Scilicet
- Discipline: Psychoanalysis
- Language: French, Spanish

Publication details
- History: 1968–present
- Publisher: Éditions du Seuil/Collection rue Huysmans (France)

Standard abbreviations
- ISO 4: Scilicet

Indexing
- ISSN: 0582-2610
- OCLC no.: 785798990

= Scilicet (journal) =

Scilicet is an academic journal that was established in 1968 by Jacques Lacan as the official French-language journal of the École Freudienne de Paris. Published by Éditions du Seuil, it appeared intermittently until the double issue of 1976. The title was revived in 2006 to distribute preparatory texts for the congresses of the World Association of Psychoanalysis and is now published in both French and Spanish.

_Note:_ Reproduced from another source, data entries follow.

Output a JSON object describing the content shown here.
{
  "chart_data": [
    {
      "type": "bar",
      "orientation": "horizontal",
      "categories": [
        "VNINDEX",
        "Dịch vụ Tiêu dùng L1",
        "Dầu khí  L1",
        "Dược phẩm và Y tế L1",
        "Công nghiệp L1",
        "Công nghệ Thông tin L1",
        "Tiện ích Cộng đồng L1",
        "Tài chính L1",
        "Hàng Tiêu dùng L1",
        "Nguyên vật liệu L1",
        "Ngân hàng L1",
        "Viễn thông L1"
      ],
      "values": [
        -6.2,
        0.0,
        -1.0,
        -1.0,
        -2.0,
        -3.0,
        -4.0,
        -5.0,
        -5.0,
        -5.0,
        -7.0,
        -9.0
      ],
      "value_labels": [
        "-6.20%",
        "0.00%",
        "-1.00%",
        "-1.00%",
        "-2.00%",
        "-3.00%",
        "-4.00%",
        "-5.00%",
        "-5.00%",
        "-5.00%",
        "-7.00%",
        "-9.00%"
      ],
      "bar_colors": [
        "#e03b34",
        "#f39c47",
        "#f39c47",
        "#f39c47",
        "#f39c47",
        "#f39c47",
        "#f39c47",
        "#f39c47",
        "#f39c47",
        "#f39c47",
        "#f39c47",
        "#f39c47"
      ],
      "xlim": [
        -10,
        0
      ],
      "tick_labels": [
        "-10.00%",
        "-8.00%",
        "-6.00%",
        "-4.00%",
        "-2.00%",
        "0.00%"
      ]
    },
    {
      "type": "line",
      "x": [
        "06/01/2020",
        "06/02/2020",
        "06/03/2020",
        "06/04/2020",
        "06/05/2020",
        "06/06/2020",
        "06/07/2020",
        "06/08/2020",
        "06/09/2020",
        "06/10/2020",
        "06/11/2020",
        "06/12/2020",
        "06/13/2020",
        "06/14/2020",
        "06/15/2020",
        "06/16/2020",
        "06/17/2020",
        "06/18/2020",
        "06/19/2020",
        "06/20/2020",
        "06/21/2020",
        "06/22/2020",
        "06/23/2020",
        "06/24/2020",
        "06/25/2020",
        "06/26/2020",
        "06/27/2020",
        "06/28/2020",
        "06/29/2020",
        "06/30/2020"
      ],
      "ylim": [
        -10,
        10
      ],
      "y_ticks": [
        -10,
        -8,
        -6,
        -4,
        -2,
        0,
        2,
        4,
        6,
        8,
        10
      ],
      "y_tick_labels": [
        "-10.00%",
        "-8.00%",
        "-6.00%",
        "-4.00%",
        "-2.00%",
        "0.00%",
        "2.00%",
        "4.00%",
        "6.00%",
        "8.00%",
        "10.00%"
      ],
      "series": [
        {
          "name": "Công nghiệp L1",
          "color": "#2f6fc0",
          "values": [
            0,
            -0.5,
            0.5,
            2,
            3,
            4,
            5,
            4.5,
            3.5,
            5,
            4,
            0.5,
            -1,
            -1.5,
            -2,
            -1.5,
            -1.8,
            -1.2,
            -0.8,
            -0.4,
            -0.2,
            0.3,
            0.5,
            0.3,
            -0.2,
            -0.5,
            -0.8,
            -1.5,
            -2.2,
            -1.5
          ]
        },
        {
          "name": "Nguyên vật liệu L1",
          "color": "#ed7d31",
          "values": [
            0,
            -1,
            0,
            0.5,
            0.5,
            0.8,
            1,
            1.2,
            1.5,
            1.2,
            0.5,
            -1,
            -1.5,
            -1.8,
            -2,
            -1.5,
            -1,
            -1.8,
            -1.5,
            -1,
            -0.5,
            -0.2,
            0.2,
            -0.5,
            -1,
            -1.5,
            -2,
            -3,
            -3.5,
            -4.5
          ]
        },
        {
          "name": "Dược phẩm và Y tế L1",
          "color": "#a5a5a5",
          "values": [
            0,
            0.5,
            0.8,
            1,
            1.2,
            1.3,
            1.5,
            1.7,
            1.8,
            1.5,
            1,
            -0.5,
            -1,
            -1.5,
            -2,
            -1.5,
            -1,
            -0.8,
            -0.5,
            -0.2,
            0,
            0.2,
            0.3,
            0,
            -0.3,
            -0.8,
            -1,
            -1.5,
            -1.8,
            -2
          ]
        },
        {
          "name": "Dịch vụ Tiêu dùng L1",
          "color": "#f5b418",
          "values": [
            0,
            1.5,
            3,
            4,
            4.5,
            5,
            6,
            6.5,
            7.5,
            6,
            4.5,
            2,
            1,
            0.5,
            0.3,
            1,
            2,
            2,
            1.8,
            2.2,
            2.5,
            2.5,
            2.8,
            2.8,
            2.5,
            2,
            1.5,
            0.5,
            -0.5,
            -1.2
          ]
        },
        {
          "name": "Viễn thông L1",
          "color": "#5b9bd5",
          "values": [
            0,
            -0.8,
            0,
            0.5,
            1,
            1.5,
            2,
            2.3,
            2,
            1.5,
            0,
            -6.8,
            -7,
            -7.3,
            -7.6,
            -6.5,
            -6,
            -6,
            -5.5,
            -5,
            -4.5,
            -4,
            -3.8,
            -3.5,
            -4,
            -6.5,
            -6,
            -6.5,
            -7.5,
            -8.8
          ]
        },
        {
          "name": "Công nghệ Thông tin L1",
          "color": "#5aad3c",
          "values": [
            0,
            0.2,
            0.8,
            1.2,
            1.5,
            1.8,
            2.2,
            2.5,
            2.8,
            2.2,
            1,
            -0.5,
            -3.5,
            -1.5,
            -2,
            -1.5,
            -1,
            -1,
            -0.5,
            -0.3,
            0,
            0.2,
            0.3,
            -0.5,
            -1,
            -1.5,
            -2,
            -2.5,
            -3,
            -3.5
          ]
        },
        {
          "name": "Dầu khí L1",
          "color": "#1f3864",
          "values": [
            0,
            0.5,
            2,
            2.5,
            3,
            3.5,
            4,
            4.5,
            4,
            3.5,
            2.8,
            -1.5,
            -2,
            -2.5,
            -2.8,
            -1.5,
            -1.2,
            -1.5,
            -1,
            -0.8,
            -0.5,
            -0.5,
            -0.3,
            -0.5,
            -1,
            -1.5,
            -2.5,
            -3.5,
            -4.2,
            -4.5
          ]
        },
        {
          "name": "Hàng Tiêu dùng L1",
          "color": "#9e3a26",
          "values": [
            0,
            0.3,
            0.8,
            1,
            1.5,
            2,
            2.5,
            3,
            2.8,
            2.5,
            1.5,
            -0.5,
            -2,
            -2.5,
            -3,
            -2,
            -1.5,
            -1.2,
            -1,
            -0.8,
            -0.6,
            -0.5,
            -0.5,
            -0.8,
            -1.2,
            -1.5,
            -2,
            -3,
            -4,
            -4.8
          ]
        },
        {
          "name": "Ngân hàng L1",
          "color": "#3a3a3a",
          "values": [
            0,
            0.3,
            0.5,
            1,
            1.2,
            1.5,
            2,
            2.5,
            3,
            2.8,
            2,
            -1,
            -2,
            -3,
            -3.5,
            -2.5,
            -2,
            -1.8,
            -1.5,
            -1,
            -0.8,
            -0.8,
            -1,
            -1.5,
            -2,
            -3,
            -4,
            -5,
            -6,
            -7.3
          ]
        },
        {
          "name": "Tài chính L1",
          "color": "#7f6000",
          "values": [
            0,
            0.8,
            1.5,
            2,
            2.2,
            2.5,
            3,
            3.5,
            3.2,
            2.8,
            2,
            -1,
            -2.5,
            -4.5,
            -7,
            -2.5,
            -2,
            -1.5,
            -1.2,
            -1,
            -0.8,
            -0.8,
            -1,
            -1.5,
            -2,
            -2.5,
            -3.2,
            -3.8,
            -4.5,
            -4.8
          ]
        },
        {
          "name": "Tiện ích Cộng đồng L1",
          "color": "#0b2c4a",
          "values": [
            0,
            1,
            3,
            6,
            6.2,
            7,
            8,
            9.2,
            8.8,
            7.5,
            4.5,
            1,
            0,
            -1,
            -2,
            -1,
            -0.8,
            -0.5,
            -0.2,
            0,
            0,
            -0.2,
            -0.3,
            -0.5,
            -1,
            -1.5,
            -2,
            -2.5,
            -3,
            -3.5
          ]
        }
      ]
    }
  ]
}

The new series began with a digital volume and has since extended to four print volumes.

== History ==
In the 1964 "Founding Act" of the École Freudienne de Paris, Lacan declared that "The financial holdings constituted initially by the contributions of the members of the École, by the funding it will eventually receive, indeed by the services it will render as a school, will be entirely reserved for its publishing efforts". The first issue of the Lettres de l'École freudienne de Paris appeared in early 1967 and the first issue of Scilicet followed in the spring of 1968, thereby meeting the pledge set out in the Act to create a platform by which to take inventory of the Freudian field.

In Lacan's introduction to Scilicet issue 1 he writes, "This journal is one of the means by which I expect to overcome in my École, which is distinct in its principle from the [existing] Societies, the obstacle that resisted me elsewhere".

The Latin word wikt:scilicet, a frequent term in the writings of Lucretius, literally means "thou mayst know" or "it is permitted thee to know", and the cover of the journal bore the inscription: Tu peux savoir ce qu'en pense l'École freudienne de Paris (thou mayst know what the École freudienne de Paris thinks about it). Lacan defined this "thou" as "the bachelor, in the English sense", as "one who is not married... and, above all, not wed to a psychoanalytic society".

Established at a time of considerable institutional invention, Scilicet adopted the editorial strategy of the Bourbaki group, publishing unsigned articles in an attempt to "overcome the narcissism of small differences" and to open the doors to analysts from outside the EFP whose institutional affiliations might otherwise discourage them from contributing. However, issue 2/3 did carry a list of twenty names of contributors to issue 1. The same editorial policy was later adopted by other psychoanalytic journals.

Initially announced as a triannual publication, the fallout of May 1968, which had a direct bearing on Lacan's teaching at the École Normale Supérieure, delayed the editing of the second issue and the rhythm continued to be sporadic until its final issue.

Scilicet is important in the history of the psychoanalytic movement because of the major texts of Lacan that featured in each of its issues: "Proposition of 9 October on the Psychoanalyst of the School" (issue 1); "Radiophonie" (issue 2/3); "L'étourdit" (issue 4); "...ou pire" (issue 5) and finally the lectures and interviews that Lacan gave at Yale University, Columbia University, and the Massachusetts Institute of Technology in 1975 (issue 6/7).

In 2006, Scilicet was revived for the preparatory work of the fifth congress of the World Association of Psychoanalysis in Rome on "The Name-of-the-Father". A second volume, for the sixth congress in Buenos Aires, appeared in print as "The Objects a in the Psychoanalytic Experience", published by the Collection rue Huysmans (2008). This was followed by "Semblants and Sinthome", the 2010 Paris congress, and then "The Symbolic Order in the Twenty-First Century" (Buenos Aires, 2012).

== English translations==
Some texts from Scilicet have appeared in English translation:
- Lacan, Jacques, "Proposition of 9 October on the Psychoanalyst of the School" in Analysis, 6, (from Scilicet 1).
- Anonymous, "The Phallic Phase and the Subjective Import of the Castration Complex" in Feminine Sexuality, Norton & Co., pp. 99–122. ISBN 0393302113 (from Scilicet 1)
- Lacan, Jacques, "Sign, Symbol, Imaginary" in On Signs, Johns Hopkins, 1985, pp. 203–206 (a partial translation of "Radiophonie" from Scilicet 2/3)
- Lacan, Jacques, "Columbia University Lecture on the Symptom". Culture/Clinic, 1 2013. (from Scilicet 6/7)
- Miller, Jacques-Alain, "Semblants and Sinthome". Hurly-Burly 1 2009 pp. 87–96.
- Laurent, Dominique, "Woman". Hurly-Burly 2 2009 pp. 35–37.
- Borie, Jacques, "Disconnection". Hurly-Burly 3 2010 pp. 61–63.
- Leguil, François, "Mania". Hurly-Burly 3 2010 pp. 65–67.
- Hellebois, Philippe, "Lalangue". Hurly-Burly 3 2010 pp. 69–71.